B/X doesn't work like this, because it has no general resolution system. Nor, really, does 5e - as @AbdulAlhazred has posted, it needs something like a skill challenge for non-combat resolution.

4e does, though. And so do various other non-D&D systems.
 

Why though? What's the advantage of having those rules in only one place if they say the same thing? That means I don't have to buy two books to have all the rules I'm gonna need. I suppose you just want me to sit there and say 'I do this' and the DM tell me 'roll this' and then oh... I did it! or I failed, but I don't know why or how? How am I suppose to make decisions if I don't know how the stuff on my character sheet affects outcomes?
The problem I'm talking about is that SOME of each rule is in the PHB, and the REST is in the DMG. Gygax totally avoided this, he simply decreed that rules are the business of the DM and they are ALL in the DMG. You literally, in 1e, have no information on how combat actually works until you read the DMG. This works.
However, I'm not really advocating that stance, just that rules should be in one place. Otherwise they inevitably become unclear and usually subject to different interpretations depending on which version you read. If everything is duplicated in EACH BOOK, well, that obviously is wasteful.
What seems to be happening in modern D&Ds is that the PHB is intended to be the 'rule book' so the players can play. The DMG then becomes more of a 'resource' and 'advice', but inevitably that steers into making statements that are interpreted as rules or effectively ARE rules. I'm fine with there being some stuff in each place, but it should be carefully looked at so that there isn't duplication. Also I think the terms 'PHB' and 'DMG' are probably not good choices. They made sense to Gygax in terms of 1e when he literally hid the rules from the players, but a game like 5e does NOT have that goal! Calling them 'rules' and 'resources' might be better.
 

Beastmasters never work... They're either overpowered or absolute trash. They should just treat animal companions as a PC of their own with progression, HP and all that entails and just go "Here, you want a battle companion? Well you juggle two creature yourself" and just tell the DM they can just build encounters taking into account +1 PC.
I disagree. I can show you mathematically that 4e's Beastmaster is barely, if at all, inferior in combat to a BA build Ranger. The ACTUAL problem with BM is that people were absolutely determined that it had to work in one certain way (IE the beast had to be able to make super potent attacks) and any other possibility was simply rejected without any real analysis.
This is an example of where the rules simply don't match up with what people expect and anticipate. One option would be to simply flavor things differently. The real issue was that I agree with you, a 'beastmaster' where the beast is an overwhelming combatant WILL NOT work, particularly in 4e. So this was not an option for whomever designed the MP1 BM option. They had to come up with a solution, which was to make the BM ranger a secondary controller and allow their combat potency to be about 5-10% less in order to compensate. The Beast is actually fine, but its main uses are as a blocker, and as a tool outside of combat (which is an aspect that 4e has trouble factoring into its balance equation).
 

I didn't say anything about the GM making a ruling.

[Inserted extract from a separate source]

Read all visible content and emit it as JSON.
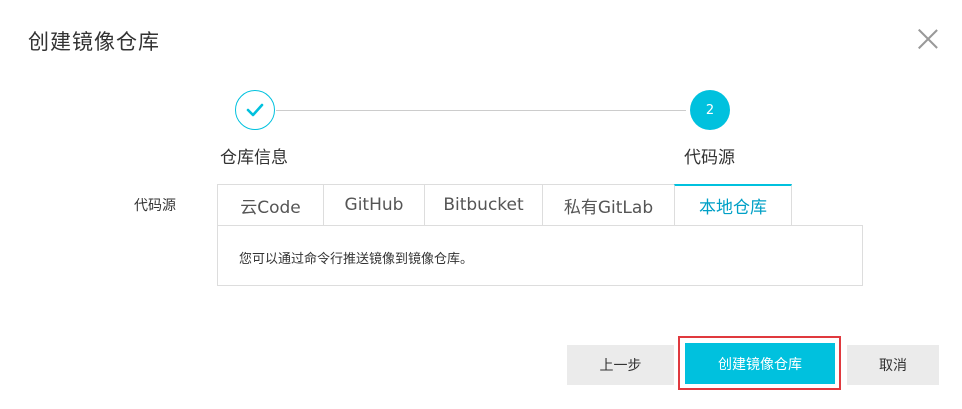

I said (i) the spell helps establish fictional position (eg the ogre is inclined to be my friend or I'm blasting fire from my fingertips! or whatever), and (ii) that fictional positioning feeds into the resolution framework (eg because the ogre is inclined to be my friend, I can ask a favour of it; or because fire is blasting from my fingertips, I can try and set the shed on fire).

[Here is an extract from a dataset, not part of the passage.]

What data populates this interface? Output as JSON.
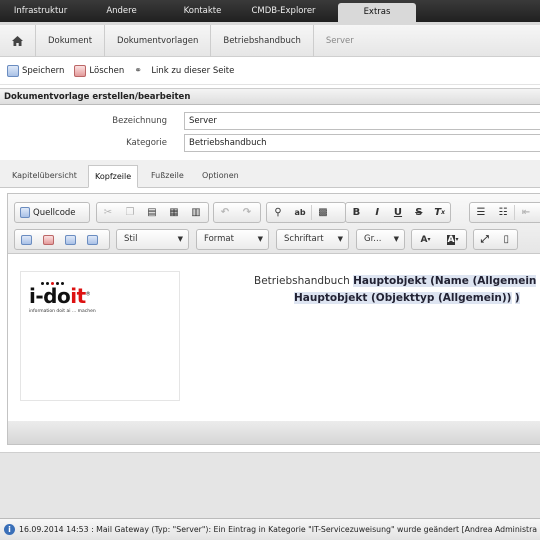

B/X doesn't work like this, because it has no general resolution system. Nor, really, does 5e - as @AbdulAlhazred has posted, it needs something like a skill challenge for non-combat resolution.

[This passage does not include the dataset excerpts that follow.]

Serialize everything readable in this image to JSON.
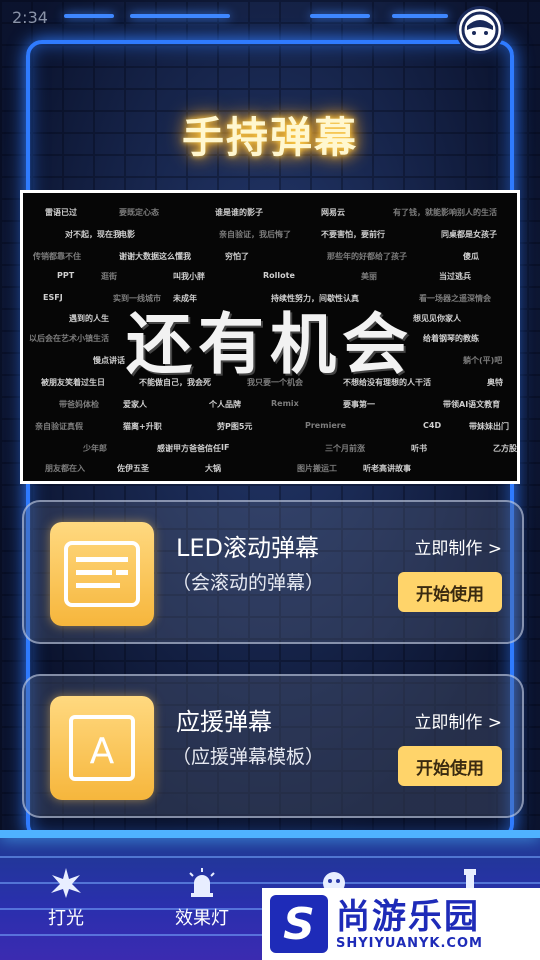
{
  "status_bar": {
    "time": "2:34"
  },
  "page": {
    "title": "手持弹幕"
  },
  "preview": {
    "big_text": "还有机会",
    "scroll_lines": [
      "雷语已过",
      "要既定心态",
      "谁是谁的影子",
      "网易云",
      "有了钱，就能影响别人的生活",
      "对不起，现在我",
      "电影",
      "亲自验证，我后悔了",
      "不要害怕，要前行",
      "同桌都是女孩子",
      "传销都靠不住",
      "谢谢大数据这么懂我",
      "穷怕了",
      "那些年的好都给了孩子",
      "傻瓜",
      "PPT",
      "逛街",
      "叫我小胖",
      "Rollote",
      "美丽",
      "当过逃兵",
      "ESFJ",
      "实到一线城市",
      "未成年",
      "持续性努力，间歇性认真",
      "看一场器之遥深情会",
      "遇到的人生",
      "想见见你家人",
      "以后会在艺术小镇生活",
      "给着钢琴的教练",
      "慢点讲话",
      "躺个(平)吧",
      "被朋友笑着过生日",
      "不能做自己，我会死",
      "我只要一个机会",
      "不想给没有理想的人干活",
      "奥特",
      "带爸妈体检",
      "爱家人",
      "个人品牌",
      "Remix",
      "要事第一",
      "带领AI语文教育",
      "亲自验证真假",
      "猫离+升职",
      "劳P图5元",
      "Premiere",
      "C4D",
      "带妹妹出门",
      "少年郎",
      "感谢甲方爸爸信任",
      "IF",
      "三个月前涨",
      "听书",
      "乙方股不敢做到",
      "朋友都在入",
      "佐伊五圣",
      "大锅",
      "图片搬运工",
      "听老高讲故事"
    ]
  },
  "cards": [
    {
      "title": "LED滚动弹幕",
      "subtitle": "（会滚动的弹幕）",
      "link": "立即制作 >",
      "button": "开始使用",
      "icon": "led-scroll-icon"
    },
    {
      "title": "应援弹幕",
      "subtitle": "（应援弹幕模板）",
      "link": "立即制作 >",
      "button": "开始使用",
      "icon": "letter-a-icon",
      "icon_letter": "A"
    }
  ],
  "nav": [
    {
      "label": "打光",
      "icon": "spark-icon"
    },
    {
      "label": "效果灯",
      "icon": "siren-icon"
    },
    {
      "label": "",
      "icon": "bubble-icon"
    },
    {
      "label": "",
      "icon": "lamp-icon"
    }
  ],
  "watermark": {
    "logo_letter": "S",
    "cn": "尚游乐园",
    "en": "SHYIYUANYK.COM"
  },
  "colors": {
    "neon_blue": "#2f7bff",
    "title_glow": "#f4a623",
    "button_yellow": "#ffd46a",
    "watermark_blue": "#1e2bb8"
  }
}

4e does, though. And so do various other non-D&D systems.
I'm sorry I'm not following you.

In both B/X and in 5E I can use the charm person spell to charm and ogre and have it behave as if it is in inclined be a friend.

Likewise I can set fire to all kinds of things in both of those games.

I don’t need a general resolution framework to do any of those things. I don’t need a skill challenge to set a shed on fire.